でも全員とはいわないけれど・・・大多数の子供はちいさい頃からの支援の積み重ねと、親を含めた他人とのコミュニケーションを繰り返したことが力となり、例えそういう「困難な時期」が来たとしても、なんとか乗り越えてくれたお子さんも確かにいたのを自分は見てきた。
だからこそ、やはりこういう支援活動は必要なのだと思うし、有効であるのではないかと自分は考えている。

と、これまた記憶違いがあったら申し訳ないのですが、こんな感じのことを言っていたような気がします。

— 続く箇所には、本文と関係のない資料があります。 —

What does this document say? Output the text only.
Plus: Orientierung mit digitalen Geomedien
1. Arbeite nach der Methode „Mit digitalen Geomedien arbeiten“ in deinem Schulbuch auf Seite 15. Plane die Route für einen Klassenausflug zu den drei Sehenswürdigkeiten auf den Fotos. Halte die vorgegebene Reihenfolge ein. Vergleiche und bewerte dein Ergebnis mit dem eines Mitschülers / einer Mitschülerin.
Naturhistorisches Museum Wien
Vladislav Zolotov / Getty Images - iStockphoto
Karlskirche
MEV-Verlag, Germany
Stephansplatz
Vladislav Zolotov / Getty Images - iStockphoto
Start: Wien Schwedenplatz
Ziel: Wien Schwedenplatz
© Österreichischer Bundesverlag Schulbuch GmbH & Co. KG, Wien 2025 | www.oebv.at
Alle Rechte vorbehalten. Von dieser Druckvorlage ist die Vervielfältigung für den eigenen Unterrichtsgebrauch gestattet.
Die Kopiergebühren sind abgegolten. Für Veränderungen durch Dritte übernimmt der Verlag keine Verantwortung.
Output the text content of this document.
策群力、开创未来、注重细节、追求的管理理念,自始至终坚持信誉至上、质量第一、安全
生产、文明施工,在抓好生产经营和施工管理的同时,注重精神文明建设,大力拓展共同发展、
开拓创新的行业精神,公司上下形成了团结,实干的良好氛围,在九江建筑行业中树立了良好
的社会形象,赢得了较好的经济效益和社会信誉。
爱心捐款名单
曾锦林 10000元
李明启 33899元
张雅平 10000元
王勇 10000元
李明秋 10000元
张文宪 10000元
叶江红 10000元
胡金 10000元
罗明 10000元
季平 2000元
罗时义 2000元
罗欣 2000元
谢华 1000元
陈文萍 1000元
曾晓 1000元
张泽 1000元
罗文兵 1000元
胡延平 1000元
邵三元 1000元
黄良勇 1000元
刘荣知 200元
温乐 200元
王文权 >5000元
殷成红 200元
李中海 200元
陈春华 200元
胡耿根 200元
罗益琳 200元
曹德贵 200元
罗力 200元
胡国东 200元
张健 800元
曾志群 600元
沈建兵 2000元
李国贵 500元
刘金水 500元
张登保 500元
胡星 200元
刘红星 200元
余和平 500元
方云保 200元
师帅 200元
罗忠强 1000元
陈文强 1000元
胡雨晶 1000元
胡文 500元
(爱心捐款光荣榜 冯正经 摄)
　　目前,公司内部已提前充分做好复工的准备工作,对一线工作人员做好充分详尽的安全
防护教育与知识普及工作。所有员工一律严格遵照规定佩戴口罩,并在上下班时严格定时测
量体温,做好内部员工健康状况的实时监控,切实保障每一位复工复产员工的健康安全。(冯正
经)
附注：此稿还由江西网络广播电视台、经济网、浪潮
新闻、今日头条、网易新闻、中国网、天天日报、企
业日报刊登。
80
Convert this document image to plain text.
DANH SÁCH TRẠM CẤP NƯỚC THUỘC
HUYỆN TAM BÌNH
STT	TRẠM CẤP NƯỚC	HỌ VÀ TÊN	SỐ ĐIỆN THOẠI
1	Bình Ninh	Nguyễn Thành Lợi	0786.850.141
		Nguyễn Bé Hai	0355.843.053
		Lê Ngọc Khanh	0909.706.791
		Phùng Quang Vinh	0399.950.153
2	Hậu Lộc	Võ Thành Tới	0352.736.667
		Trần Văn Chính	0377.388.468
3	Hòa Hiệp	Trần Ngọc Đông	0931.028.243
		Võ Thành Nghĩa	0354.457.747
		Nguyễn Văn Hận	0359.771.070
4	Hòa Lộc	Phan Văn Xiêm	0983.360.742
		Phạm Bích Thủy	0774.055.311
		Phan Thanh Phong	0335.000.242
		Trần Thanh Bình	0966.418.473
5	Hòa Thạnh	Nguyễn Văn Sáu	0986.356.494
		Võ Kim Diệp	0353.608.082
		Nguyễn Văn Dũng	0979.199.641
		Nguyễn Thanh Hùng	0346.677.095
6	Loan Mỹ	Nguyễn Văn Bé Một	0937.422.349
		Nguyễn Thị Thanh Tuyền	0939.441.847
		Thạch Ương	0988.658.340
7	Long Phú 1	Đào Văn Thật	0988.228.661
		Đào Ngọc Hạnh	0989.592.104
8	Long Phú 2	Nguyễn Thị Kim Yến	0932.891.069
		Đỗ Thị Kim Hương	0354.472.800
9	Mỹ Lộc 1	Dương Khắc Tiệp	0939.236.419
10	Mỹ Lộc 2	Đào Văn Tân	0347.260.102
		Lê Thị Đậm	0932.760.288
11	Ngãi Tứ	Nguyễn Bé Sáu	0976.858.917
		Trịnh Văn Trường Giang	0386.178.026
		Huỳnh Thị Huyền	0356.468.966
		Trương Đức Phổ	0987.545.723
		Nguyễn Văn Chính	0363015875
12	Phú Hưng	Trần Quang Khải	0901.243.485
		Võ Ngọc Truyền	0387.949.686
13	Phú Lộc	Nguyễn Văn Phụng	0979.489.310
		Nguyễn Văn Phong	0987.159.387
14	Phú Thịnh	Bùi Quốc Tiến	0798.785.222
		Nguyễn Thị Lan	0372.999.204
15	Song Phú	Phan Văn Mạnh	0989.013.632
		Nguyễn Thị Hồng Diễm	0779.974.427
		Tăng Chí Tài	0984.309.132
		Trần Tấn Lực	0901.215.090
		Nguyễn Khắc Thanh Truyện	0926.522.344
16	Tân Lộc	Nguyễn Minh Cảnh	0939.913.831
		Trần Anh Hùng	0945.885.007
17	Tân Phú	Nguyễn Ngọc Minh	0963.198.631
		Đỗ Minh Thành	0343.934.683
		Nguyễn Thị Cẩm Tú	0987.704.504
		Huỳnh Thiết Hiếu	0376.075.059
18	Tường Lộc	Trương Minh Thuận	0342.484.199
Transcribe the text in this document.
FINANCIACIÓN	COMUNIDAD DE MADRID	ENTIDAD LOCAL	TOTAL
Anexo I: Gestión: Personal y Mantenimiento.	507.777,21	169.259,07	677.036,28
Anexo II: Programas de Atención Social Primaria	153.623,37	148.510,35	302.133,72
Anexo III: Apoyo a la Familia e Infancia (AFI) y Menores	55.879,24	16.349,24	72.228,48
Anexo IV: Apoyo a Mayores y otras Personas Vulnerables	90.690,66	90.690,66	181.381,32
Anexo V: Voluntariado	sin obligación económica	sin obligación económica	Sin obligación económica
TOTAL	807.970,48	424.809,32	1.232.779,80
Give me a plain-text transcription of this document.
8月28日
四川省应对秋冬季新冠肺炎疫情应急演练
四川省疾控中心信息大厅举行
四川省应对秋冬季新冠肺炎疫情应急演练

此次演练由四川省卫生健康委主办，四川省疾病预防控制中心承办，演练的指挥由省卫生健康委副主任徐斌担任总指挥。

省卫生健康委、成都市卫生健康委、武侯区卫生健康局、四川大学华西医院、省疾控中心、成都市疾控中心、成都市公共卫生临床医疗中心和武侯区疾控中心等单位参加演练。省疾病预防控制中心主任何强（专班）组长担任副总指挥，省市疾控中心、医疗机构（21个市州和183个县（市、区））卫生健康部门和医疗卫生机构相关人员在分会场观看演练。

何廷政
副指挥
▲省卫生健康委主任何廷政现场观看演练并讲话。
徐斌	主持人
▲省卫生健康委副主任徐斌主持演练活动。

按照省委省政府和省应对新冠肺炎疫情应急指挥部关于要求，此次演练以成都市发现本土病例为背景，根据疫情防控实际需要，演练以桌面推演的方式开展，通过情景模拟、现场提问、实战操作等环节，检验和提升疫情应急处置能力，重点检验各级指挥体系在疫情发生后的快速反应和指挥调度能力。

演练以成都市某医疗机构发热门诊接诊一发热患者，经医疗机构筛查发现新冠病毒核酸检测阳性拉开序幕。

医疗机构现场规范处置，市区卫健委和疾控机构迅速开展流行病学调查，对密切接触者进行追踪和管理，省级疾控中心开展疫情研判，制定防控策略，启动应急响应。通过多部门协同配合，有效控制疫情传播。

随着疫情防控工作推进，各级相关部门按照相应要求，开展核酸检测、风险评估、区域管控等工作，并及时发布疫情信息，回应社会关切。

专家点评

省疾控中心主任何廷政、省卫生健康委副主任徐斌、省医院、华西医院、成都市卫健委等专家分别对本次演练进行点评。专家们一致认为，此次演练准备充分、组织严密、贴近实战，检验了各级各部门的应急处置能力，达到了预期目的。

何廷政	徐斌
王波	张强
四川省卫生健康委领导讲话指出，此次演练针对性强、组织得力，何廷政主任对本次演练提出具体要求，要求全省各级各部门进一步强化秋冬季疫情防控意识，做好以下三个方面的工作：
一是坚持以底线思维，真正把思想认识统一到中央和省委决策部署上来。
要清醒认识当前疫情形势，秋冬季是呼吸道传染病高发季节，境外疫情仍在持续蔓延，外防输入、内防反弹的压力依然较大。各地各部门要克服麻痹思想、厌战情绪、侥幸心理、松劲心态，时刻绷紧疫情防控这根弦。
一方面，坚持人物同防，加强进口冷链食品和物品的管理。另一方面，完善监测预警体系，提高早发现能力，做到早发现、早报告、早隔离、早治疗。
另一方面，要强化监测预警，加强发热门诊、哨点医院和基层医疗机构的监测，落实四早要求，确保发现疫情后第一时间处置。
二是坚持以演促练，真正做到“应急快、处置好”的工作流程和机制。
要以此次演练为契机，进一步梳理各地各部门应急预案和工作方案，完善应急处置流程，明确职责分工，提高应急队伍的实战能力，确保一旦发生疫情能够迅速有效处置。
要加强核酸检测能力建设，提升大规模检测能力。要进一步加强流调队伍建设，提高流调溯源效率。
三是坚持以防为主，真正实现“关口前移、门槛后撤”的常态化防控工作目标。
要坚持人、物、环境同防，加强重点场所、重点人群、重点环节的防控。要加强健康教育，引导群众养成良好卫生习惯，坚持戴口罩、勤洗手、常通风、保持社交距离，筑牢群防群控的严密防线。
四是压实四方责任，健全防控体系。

私たちは療育に行って、先生のアドバイスを受ければ何とかなると思いがちだけれど、決してそうじゃないんですよね。
先生方だって神様じゃない。沢山の事例を見てそこからはじき出す指導法やテクニックはあるかもしれないけれど、それだけでは全部対応できるわけじゃないんですよね。
だからこそ、先生も「どうにも出来なかった事」がある訳です。
それを素直に話してくださった講師の方に、私はこの日一番共感じました。

もちろんそんな話だけでは終わりません(汗)
講師の方は時間がなくて説明できなかった部分にこういうのがあって・・・と言って、新しいスライドを提示しました。

言語の理解そのものが困難なケースの場合

伝えたい気持ち・共有したい気持ちを育てる
サインだけではなく、写真や実物での予告を取り入れる
拒否と要求伝達を最優先で伝えていく

この3軸を中心に「人と関わる力や、自分の意志を伝える力」を日常生活で繰り返し教えて続けていく事が大切だと言っていました。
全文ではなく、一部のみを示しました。